A mission trip shows you the depth of people's needs and God's heart of compassion. Every mission trip exposes team members to poverty, sickness, and suffering. It wakes us up to the harsh realities of life throughout the world. It helps us discover the difference between wants and basic needs. When my daughter returned from a mission trip to the Ukraine she said, "I gave my clothes to girls who only had one shirt or skirt." At home, she carefully sorted through everything she owned and gave most of it away. "I don't need these things," she explained, "but I can give them to others who do."

A mission trip helps your faith grow stronger. You're in a different culture. You're outside of your comfort zone. You don't speak the language well. These are opportunities to depend on God. On a mission trip, you are not in charge. You cannot 'fix' situations. At times you feel helpless. You, like your children, have to adjust to changes and disappointments. Your children see that you need to trust God too.

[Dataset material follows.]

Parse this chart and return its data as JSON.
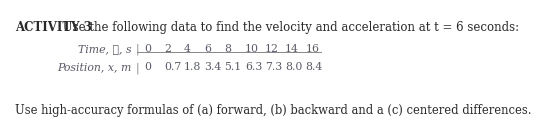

A family mission trip gives you opportunities to release your children to God. On our Mexico trip, I thought I would be like a mother hen looking after her chicks. Not so. My eleven-year-old son stayed in the men's building down the hill from the rest of our family. My children asked to be on three different Bible distribution teams. I sensed God saying, "Let them go." That was hard for me. Each one came back telling stories of how God had touched people's hearts through their team.

A mission trip teaches things you can't learn in the same way at home. Imagine you are thirteen, attending a Christian school in a Nairobi slum. You and your family live in one room, the size of your bathroom. There is no running water. Your parents are unemployed. You eat two meals a day, both at school. You live next to an enormous garbage dump. How would you answer the question: "What are you thankful for?" I asked the seventh graders at that school. They answered: I'm thankful that my family takes good care of me; that God made me; that I can come to school and get a good education; for our visitors (our mission team); that Jesus died on the cross for me; that I have a good life. We learned much about thankfulness from those children that day.

A mission trip gives your family a common experience with lifelong memories you will all treasure. It's been twelve years since our family mission trip to Mexico. During the past five years, my young adults have gone on mission trips to Ukraine, Japan, Kyrgyzstan, Mexico, Kenya, and China. I just returned from my first overseas mission trip. My favorite mission trip is still our family one. Why? Because together we experienced God's presence, power, and love in another culture. God used that mission trip to shape our family.

Go ahead. Take the plunge. Start praying and planning now. Your family will be changed forever!